CouchDB only detaches when started from a full shell

This is where the world will learn that I’m mostly an idiot when it comes to shell stuff and sysadmin in general. Thanks go to Hugo Duncan for giving me a key hint that allowed to get past this one.

In short, pallet was doing the equivalent of this in order to invoke the scripts it generates for configuration management, etc. (assuming here that your user has NOPASSWD in /etc/sudoers:

ssh -t 'sudo /etc/init.d/couchdb start'

So, we’re allocating a tty, which many services need around in order to fork and detach properly (such as Tomcat via jsvc, for example). However, the CouchDB server that is started with this command dies along with the ssh session. Go ahead, give it a shot. If you really want proof, you can do this to see that the server is running before the session is closed out:

ssh -t 'sudo /etc/init.d/couchdb start;sleep 1; curl http://localhost:5984'

Of course, if you log into an environment with a full interactive session, starting CouchDB and then logging out will leave the server running as one would expect.

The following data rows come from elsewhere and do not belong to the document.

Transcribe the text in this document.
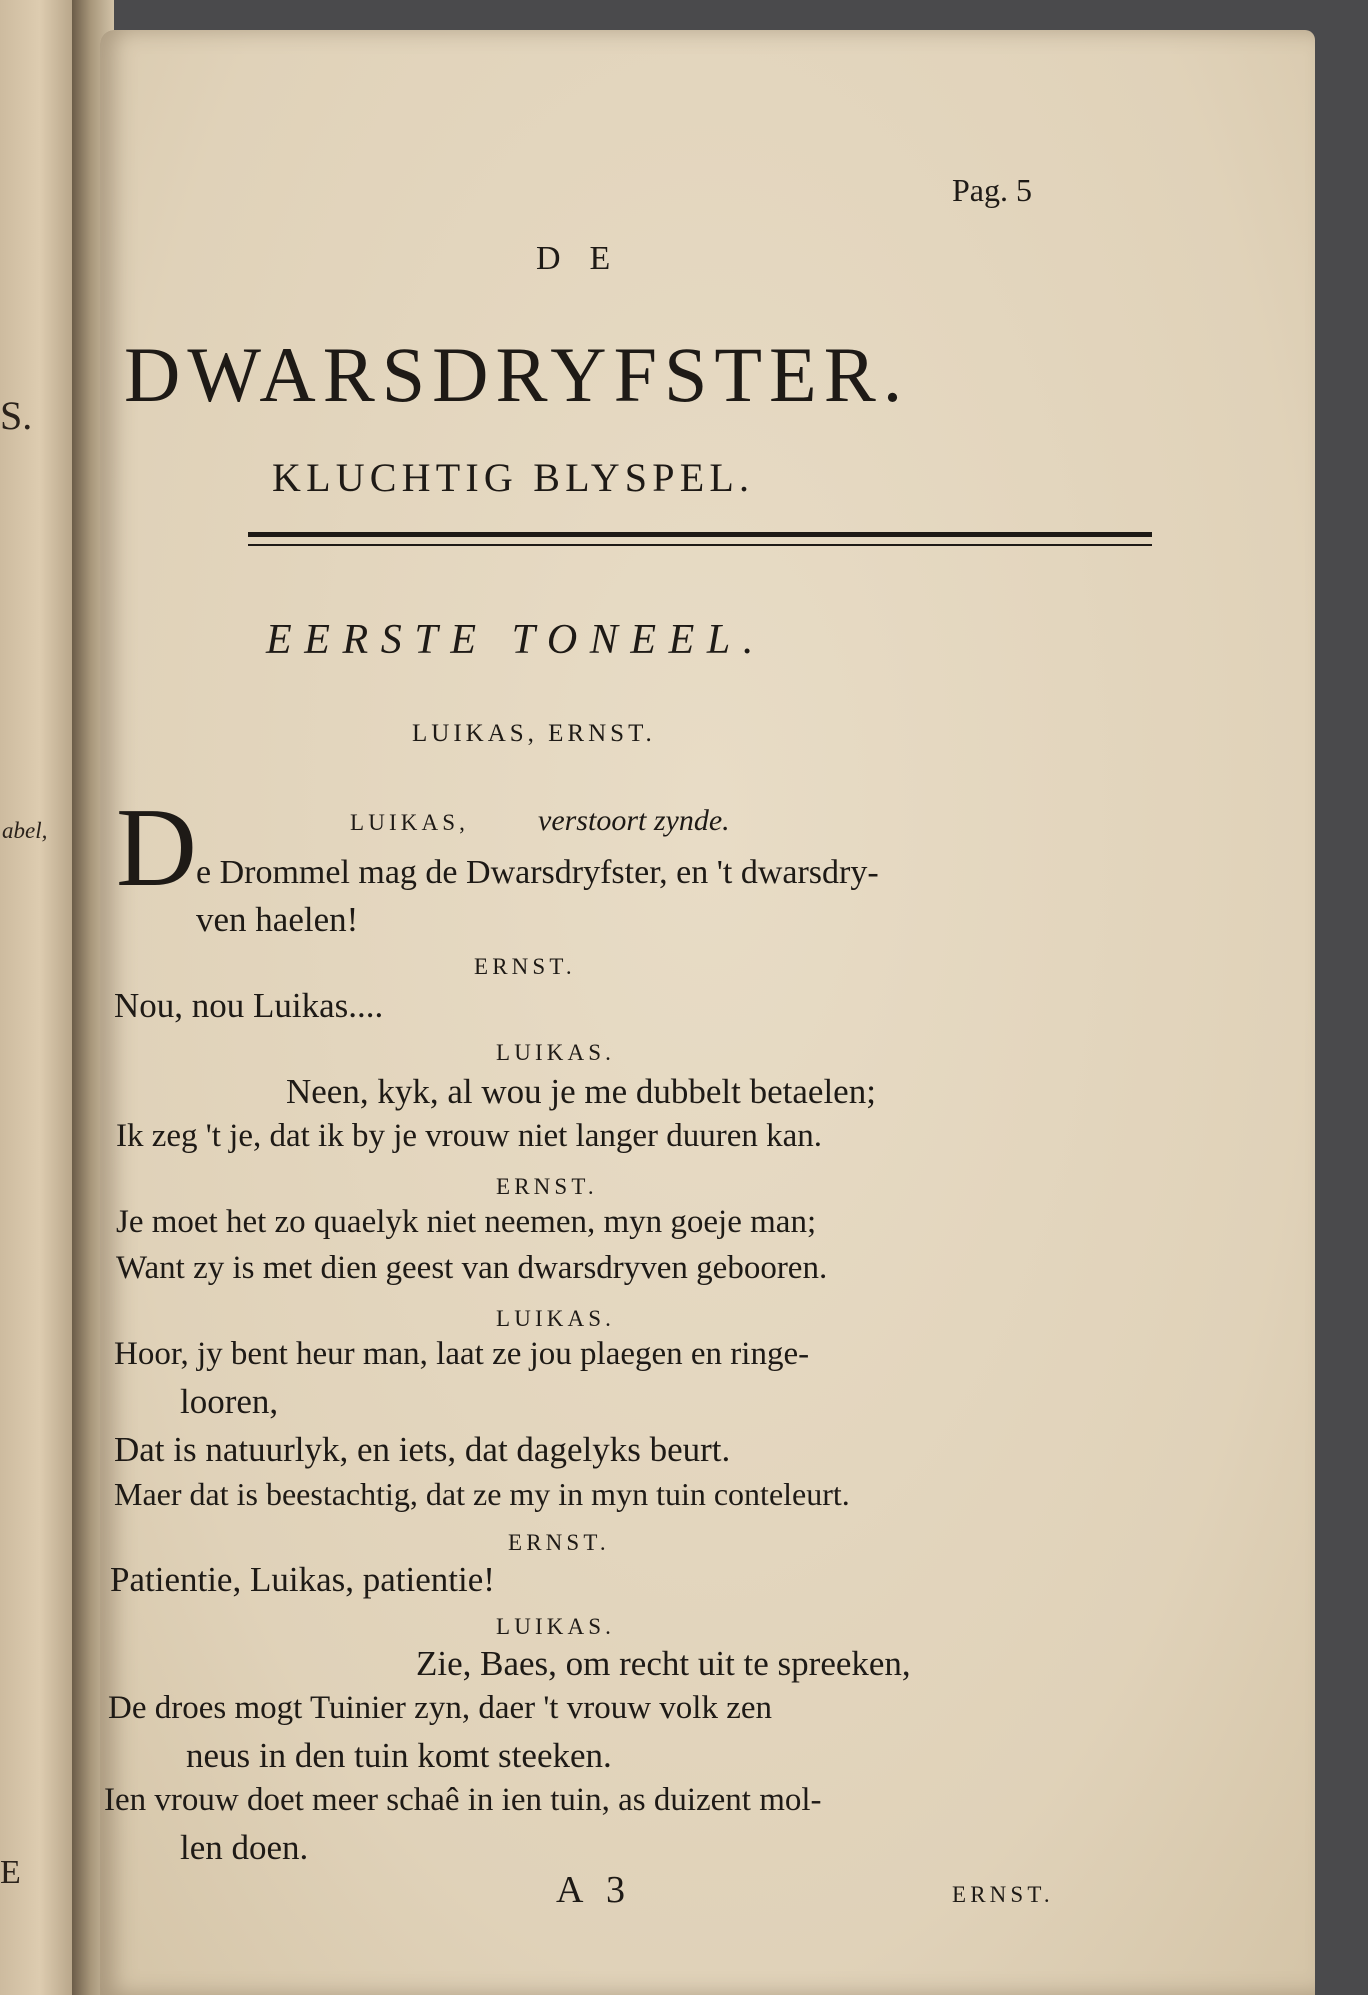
S.
abel,
E
Pag. 5
D E
DWARSDRYFSTER.
KLUCHTIG BLYSPEL.
EERSTE TONEEL.
LUIKAS, ERNST.
D	LUIKAS, verstoort zynde.
e Drommel mag de Dwarsdryfster, en 't dwarsdry-
ven haelen!
ERNST.
Nou, nou Luikas....
LUIKAS.
Neen, kyk, al wou je me dubbelt betaelen;
Ik zeg 't je, dat ik by je vrouw niet langer duuren kan.
ERNST.
Je moet het zo quaelyk niet neemen, myn goeje man;
Want zy is met dien geest van dwarsdryven gebooren.
LUIKAS.
Hoor, jy bent heur man, laat ze jou plaegen en ringe-
looren,
Dat is natuurlyk, en iets, dat dagelyks beurt.
Maer dat is beestachtig, dat ze my in myn tuin conteleurt.
ERNST.
Patientie, Luikas, patientie!
LUIKAS.
Zie, Baes, om recht uit te spreeken,
De droes mogt Tuinier zyn, daer 't vrouw volk zen
neus in den tuin komt steeken.
Ien vrouw doet meer schaê in ien tuin, as duizent mol-
len doen.
A 3	ERNST.
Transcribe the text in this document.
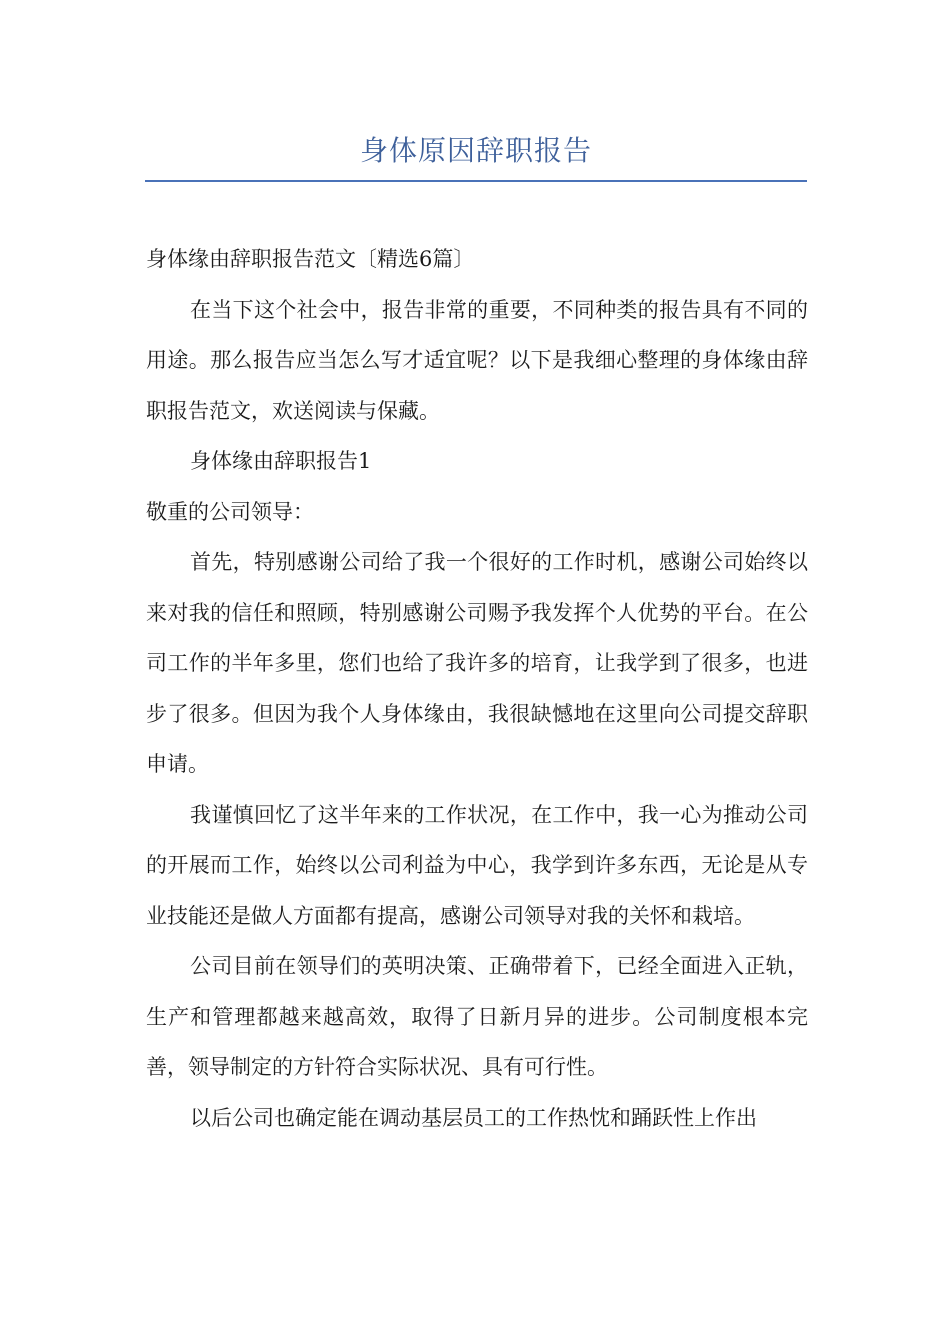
身体原因辞职报告

身体缘由辞职报告范文〔精选6篇〕

在当下这个社会中，报告非常的重要，不同种类的报告具有不同的用途。那么报告应当怎么写才适宜呢？以下是我细心整理的身体缘由辞职报告范文，欢送阅读与保藏。

身体缘由辞职报告1

敬重的公司领导：

首先，特别感谢公司给了我一个很好的工作时机，感谢公司始终以来对我的信任和照顾，特别感谢公司赐予我发挥个人优势的平台。在公司工作的半年多里，您们也给了我许多的培育，让我学到了很多，也进步了很多。但因为我个人身体缘由，我很缺憾地在这里向公司提交辞职申请。

我谨慎回忆了这半年来的工作状况，在工作中，我一心为推动公司的开展而工作，始终以公司利益为中心，我学到许多东西，无论是从专业技能还是做人方面都有提高，感谢公司领导对我的关怀和栽培。

公司目前在领导们的英明决策、正确带着下，已经全面进入正轨，生产和管理都越来越高效，取得了日新月异的进步。公司制度根本完善，领导制定的方针符合实际状况、具有可行性。

以后公司也确定能在调动基层员工的工作热忱和踊跃性上作出
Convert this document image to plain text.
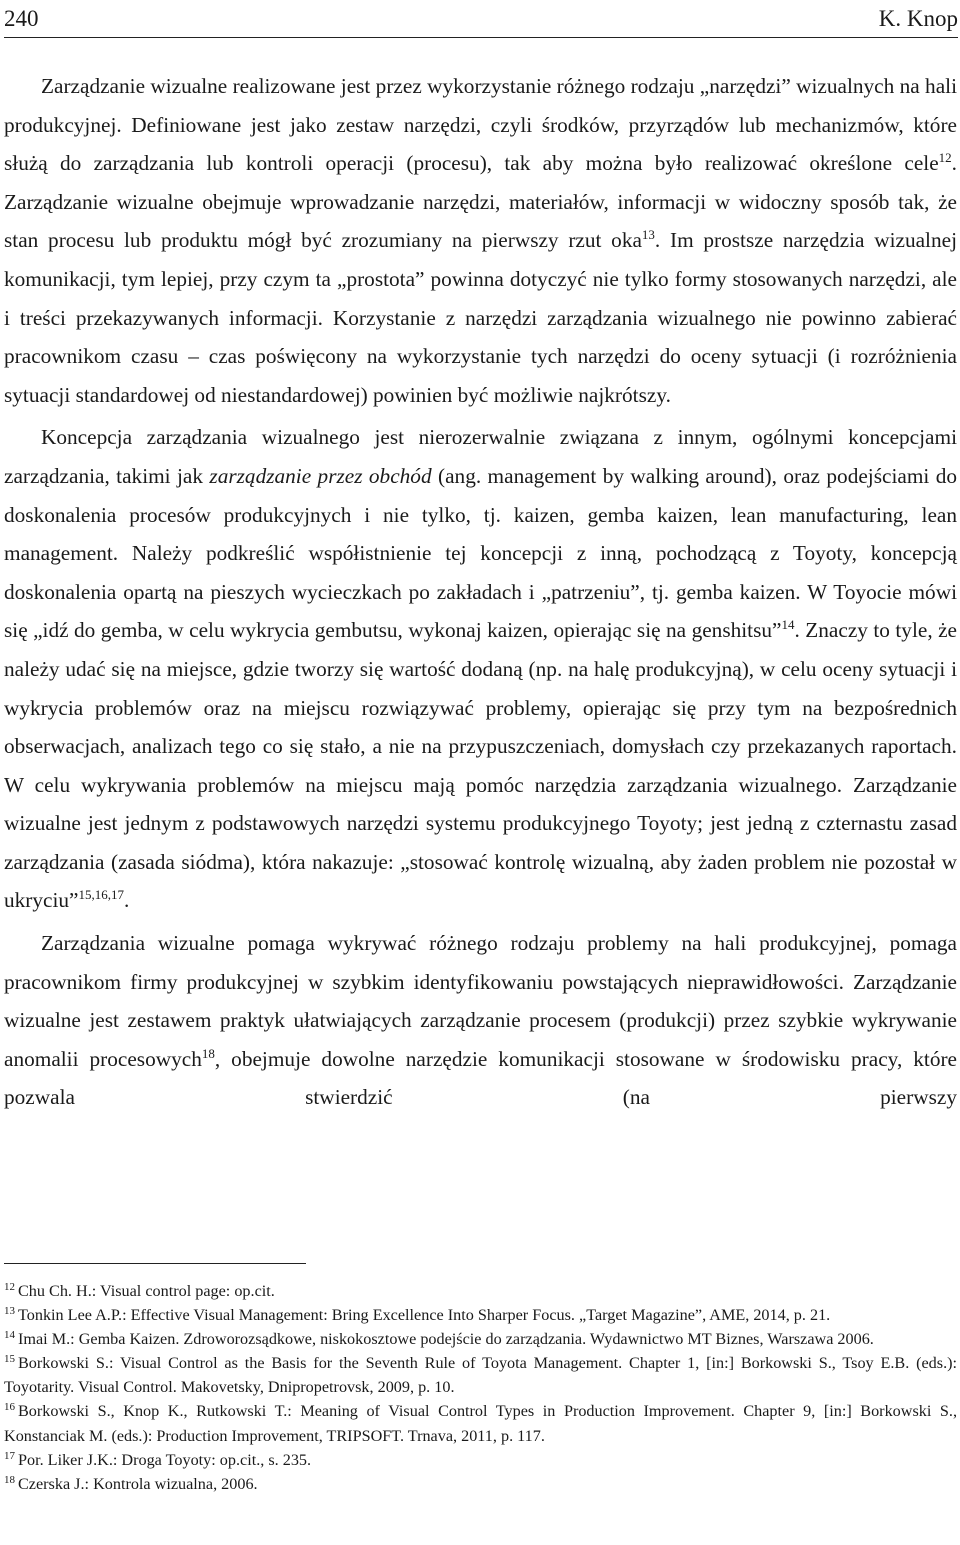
240	K. Knop

Zarządzanie wizualne realizowane jest przez wykorzystanie różnego rodzaju „narzędzi” wizualnych na hali produkcyjnej. Definiowane jest jako zestaw narzędzi, czyli środków, przyrządów lub mechanizmów, które służą do zarządzania lub kontroli operacji (procesu), tak aby można było realizować określone cele$^{12}$. Zarządzanie wizualne obejmuje wprowadzanie narzędzi, materiałów, informacji w widoczny sposób tak, że stan procesu lub produktu mógł być zrozumiany na pierwszy rzut oka$^{13}$. Im prostsze narzędzia wizualnej komunikacji, tym lepiej, przy czym ta „prostota” powinna dotyczyć nie tylko formy stosowanych narzędzi, ale i treści przekazywanych informacji. Korzystanie z narzędzi zarządzania wizualnego nie powinno zabierać pracownikom czasu – czas poświęcony na wykorzystanie tych narzędzi do oceny sytuacji (i rozróżnienia sytuacji standardowej od niestandardowej) powinien być możliwie najkrótszy.

Koncepcja zarządzania wizualnego jest nierozerwalnie związana z innym, ogólnymi koncepcjami zarządzania, takimi jak zarządzanie przez obchód (ang. management by walking around), oraz podejściami do doskonalenia procesów produkcyjnych i nie tylko, tj. kaizen, gemba kaizen, lean manufacturing, lean management. Należy podkreślić współistnienie tej koncepcji z inną, pochodzącą z Toyoty, koncepcją doskonalenia opartą na pieszych wycieczkach po zakładach i „patrzeniu”, tj. gemba kaizen. W Toyocie mówi się „idź do gemba, w celu wykrycia gembutsu, wykonaj kaizen, opierając się na genshitsu”$^{14}$. Znaczy to tyle, że należy udać się na miejsce, gdzie tworzy się wartość dodaną (np. na halę produkcyjną), w celu oceny sytuacji i wykrycia problemów oraz na miejscu rozwiązywać problemy, opierając się przy tym na bezpośrednich obserwacjach, analizach tego co się stało, a nie na przypuszczeniach, domysłach czy przekazanych raportach. W celu wykrywania problemów na miejscu mają pomóc narzędzia zarządzania wizualnego. Zarządzanie wizualne jest jednym z podstawowych narzędzi systemu produkcyjnego Toyoty; jest jedną z czternastu zasad zarządzania (zasada siódma), która nakazuje: „stosować kontrolę wizualną, aby żaden problem nie pozostał w ukryciu”$^{15,16,17}$.

Zarządzania wizualne pomaga wykrywać różnego rodzaju problemy na hali produkcyjnej, pomaga pracownikom firmy produkcyjnej w szybkim identyfikowaniu powstających nieprawidłowości. Zarządzanie wizualne jest zestawem praktyk ułatwiających zarządzanie procesem (produkcji) przez szybkie wykrywanie anomalii procesowych$^{18}$, obejmuje dowolne narzędzie komunikacji stosowane w środowisku pracy, które pozwala stwierdzić (na pierwszy

$^{12}$ Chu Ch. H.: Visual control page: op.cit.

$^{13}$ Tonkin Lee A.P.: Effective Visual Management: Bring Excellence Into Sharper Focus. „Target Magazine”, AME, 2014, p. 21.

$^{14}$ Imai M.: Gemba Kaizen. Zdroworozsądkowe, niskokosztowe podejście do zarządzania. Wydawnictwo MT Biznes, Warszawa 2006.

$^{15}$ Borkowski S.: Visual Control as the Basis for the Seventh Rule of Toyota Management. Chapter 1, [in:] Borkowski S., Tsoy E.B. (eds.): Toyotarity. Visual Control. Makovetsky, Dnipropetrovsk, 2009, p. 10.

$^{16}$ Borkowski S., Knop K., Rutkowski T.: Meaning of Visual Control Types in Production Improvement. Chapter 9, [in:] Borkowski S., Konstanciak M. (eds.): Production Improvement, TRIPSOFT. Trnava, 2011, p. 117.

$^{17}$ Por. Liker J.K.: Droga Toyoty: op.cit., s. 235.

$^{18}$ Czerska J.: Kontrola wizualna, 2006.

The solution is painfully simple in this case – just don’t invoke /etc/init.d/couchdb start as an ssh exec command. Whatever you’re using for configuration management, have it run in a full interactive shell session. That’s exactly what Pallet is now doing for all of its configuration executions.


The CouchDB crate in pallet is now pretty well bullet-proofed…or so I hope. :-)

1 Pallet is a tool/framework for compute node provisioning as well as configuration management and general sysadmin automation. I’m not aware of any similar provisioning automation frontends (except for jclouds, which Pallet wraps / uses), but I’d otherwise characterize Pallet as a mashup of chef + capistrano, but written in Clojure (yay!).